En revanche, si le logiciel est créé en dehors des heures de travail, il appartient au salarié.

Différence avec le dt des brevets : pas de prime automatique obligatoire (on considère en matière de logiciels que le salaire suffit).

Autre différence : On a un système de conciliation avec la commission des inventions de salariés qui permet d’éviter que le contentieux ne tourne trop mal en matière de brevets mais pas en matière de logiciels !!
Le législateur a donc repris le système des brevets mais n’en a pas repris les avantages !!
L’employeur n’a pas de dt moral sur le logiciel. Cependant, le dt moral sur le logiciel est réduit à peu de chose par rapport aux autres œuvres.
L’incidence de la qualification d’œuvre collective.
Les œuvres créées par les salariés sont souvent le travail d’une équipe.

L’employeur va souvent pouvoir invoquer la catégorie particulière de l’œuvre collective (L113-2 et -5). Or, si l’œuvre est qualifiée de collective, un régime dérogatoire va s’appliquer. C’est le seul cas ou une personne physique ou même morale qui n’a pas participé à la création de l’œuvre va se trouver investie dès l’origine de tous les droits sur l’œuvre.

La qualification d’œuvre collective n’est elle pas exclue dans le cas d’œuvre de salariés ?

Pas du tout en pratique ! La qualification d’œuvre collective permet d’écarter le régime protecteur des œuvres des salariés.
SECTION 2 : Les œuvres à plusieurs auteurs.
Le nbre d’œuvres créées à plusieurs est considérable.
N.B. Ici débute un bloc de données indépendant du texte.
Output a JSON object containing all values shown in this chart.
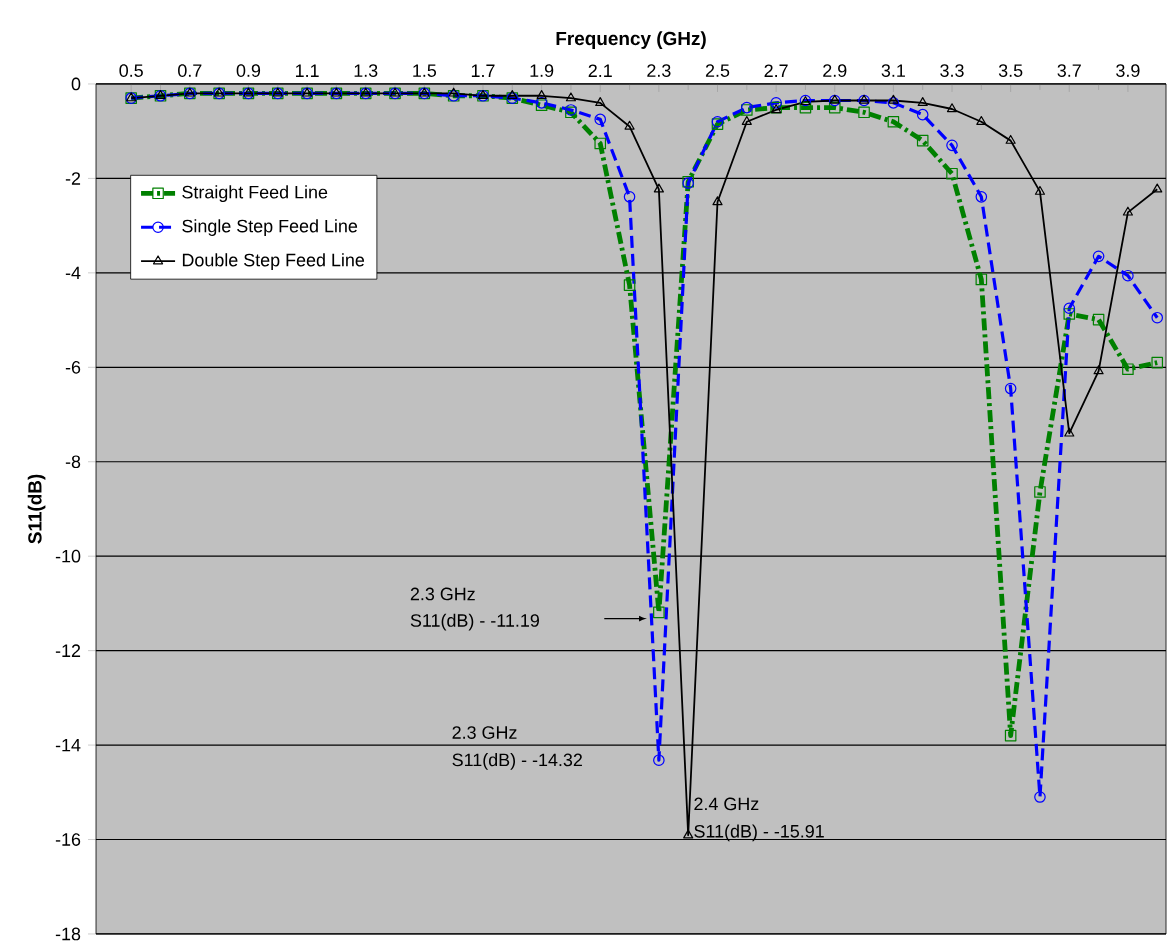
{
  "chart_data": {
    "type": "line",
    "xlabel": "Frequency (GHz)",
    "ylabel": "S11(dB)",
    "x": [
      0.5,
      0.6,
      0.7,
      0.8,
      0.9,
      1.0,
      1.1,
      1.2,
      1.3,
      1.4,
      1.5,
      1.6,
      1.7,
      1.8,
      1.9,
      2.0,
      2.1,
      2.2,
      2.3,
      2.4,
      2.5,
      2.6,
      2.7,
      2.8,
      2.9,
      3.0,
      3.1,
      3.2,
      3.3,
      3.4,
      3.5,
      3.6,
      3.7,
      3.8,
      3.9,
      4.0
    ],
    "xlim": [
      0.38,
      4.03
    ],
    "xticks": [
      0.5,
      0.7,
      0.9,
      1.1,
      1.3,
      1.5,
      1.7,
      1.9,
      2.1,
      2.3,
      2.5,
      2.7,
      2.9,
      3.1,
      3.3,
      3.5,
      3.7,
      3.9
    ],
    "ylim": [
      -18,
      0
    ],
    "yticks": [
      -18,
      -16,
      -14,
      -12,
      -10,
      -8,
      -6,
      -4,
      -2,
      0
    ],
    "grid": "y",
    "legend": "top left",
    "series": [
      {
        "name": "Straight Feed Line",
        "color": "#008000",
        "marker": "square",
        "line_style": "dashdot",
        "values": [
          -0.3,
          -0.25,
          -0.2,
          -0.2,
          -0.2,
          -0.2,
          -0.2,
          -0.2,
          -0.2,
          -0.2,
          -0.2,
          -0.25,
          -0.25,
          -0.3,
          -0.45,
          -0.6,
          -1.26,
          -4.26,
          -11.19,
          -2.07,
          -0.85,
          -0.55,
          -0.5,
          -0.5,
          -0.5,
          -0.6,
          -0.8,
          -1.2,
          -1.9,
          -4.14,
          -13.8,
          -8.64,
          -4.87,
          -4.99,
          -6.04,
          -5.9
        ]
      },
      {
        "name": "Single Step Feed Line",
        "color": "#0000ff",
        "marker": "circle",
        "line_style": "dashed",
        "values": [
          -0.3,
          -0.25,
          -0.2,
          -0.2,
          -0.2,
          -0.2,
          -0.2,
          -0.2,
          -0.2,
          -0.2,
          -0.2,
          -0.25,
          -0.25,
          -0.3,
          -0.4,
          -0.55,
          -0.75,
          -2.39,
          -14.32,
          -2.1,
          -0.8,
          -0.5,
          -0.4,
          -0.35,
          -0.35,
          -0.35,
          -0.4,
          -0.65,
          -1.3,
          -2.39,
          -6.45,
          -15.1,
          -4.75,
          -3.65,
          -4.06,
          -4.95
        ]
      },
      {
        "name": "Double Step Feed Line",
        "color": "#000000",
        "marker": "triangle",
        "line_style": "solid",
        "values": [
          -0.3,
          -0.25,
          -0.2,
          -0.2,
          -0.2,
          -0.2,
          -0.2,
          -0.2,
          -0.2,
          -0.2,
          -0.2,
          -0.2,
          -0.25,
          -0.25,
          -0.25,
          -0.3,
          -0.4,
          -0.9,
          -2.23,
          -15.91,
          -2.5,
          -0.8,
          -0.55,
          -0.38,
          -0.35,
          -0.35,
          -0.35,
          -0.4,
          -0.53,
          -0.8,
          -1.2,
          -2.28,
          -7.4,
          -6.08,
          -2.72,
          -2.23
        ]
      }
    ],
    "annotations": [
      "2.3 GHz",
      "S11(dB) - -11.19",
      "2.3 GHz",
      "S11(dB) - -14.32",
      "2.4 GHz",
      "S11(dB) - -15.91"
    ]
  }
}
C’est de plus en plus fréquent.

Plusieurs auteurs peuvent travailler ensemble à la création d’une même œuvre (œuvre de collaboration : Film créé par les scénaristes…), plusieurs personnes peuvent être amenées à travailler sur une même œuvre sans se concerter (Œuvre collective : Encyclopédie créée par une maison d’édition qui choisit les auteurs et harmonise les différents apports), soit une œuvre nouvelle peut être créée par utilisation d’une œuvre pré existante (œuvres composites ou dérivées : L’adaptation d’un roman au cinéma, la traduction…dans ce cas, l’auteur de l’œuvre dérivée peut travailler seul).
Ces 3 catégories sont importantes car le régime est spécifique (durée de la protection, détermination des droits sur les œuvre créées…).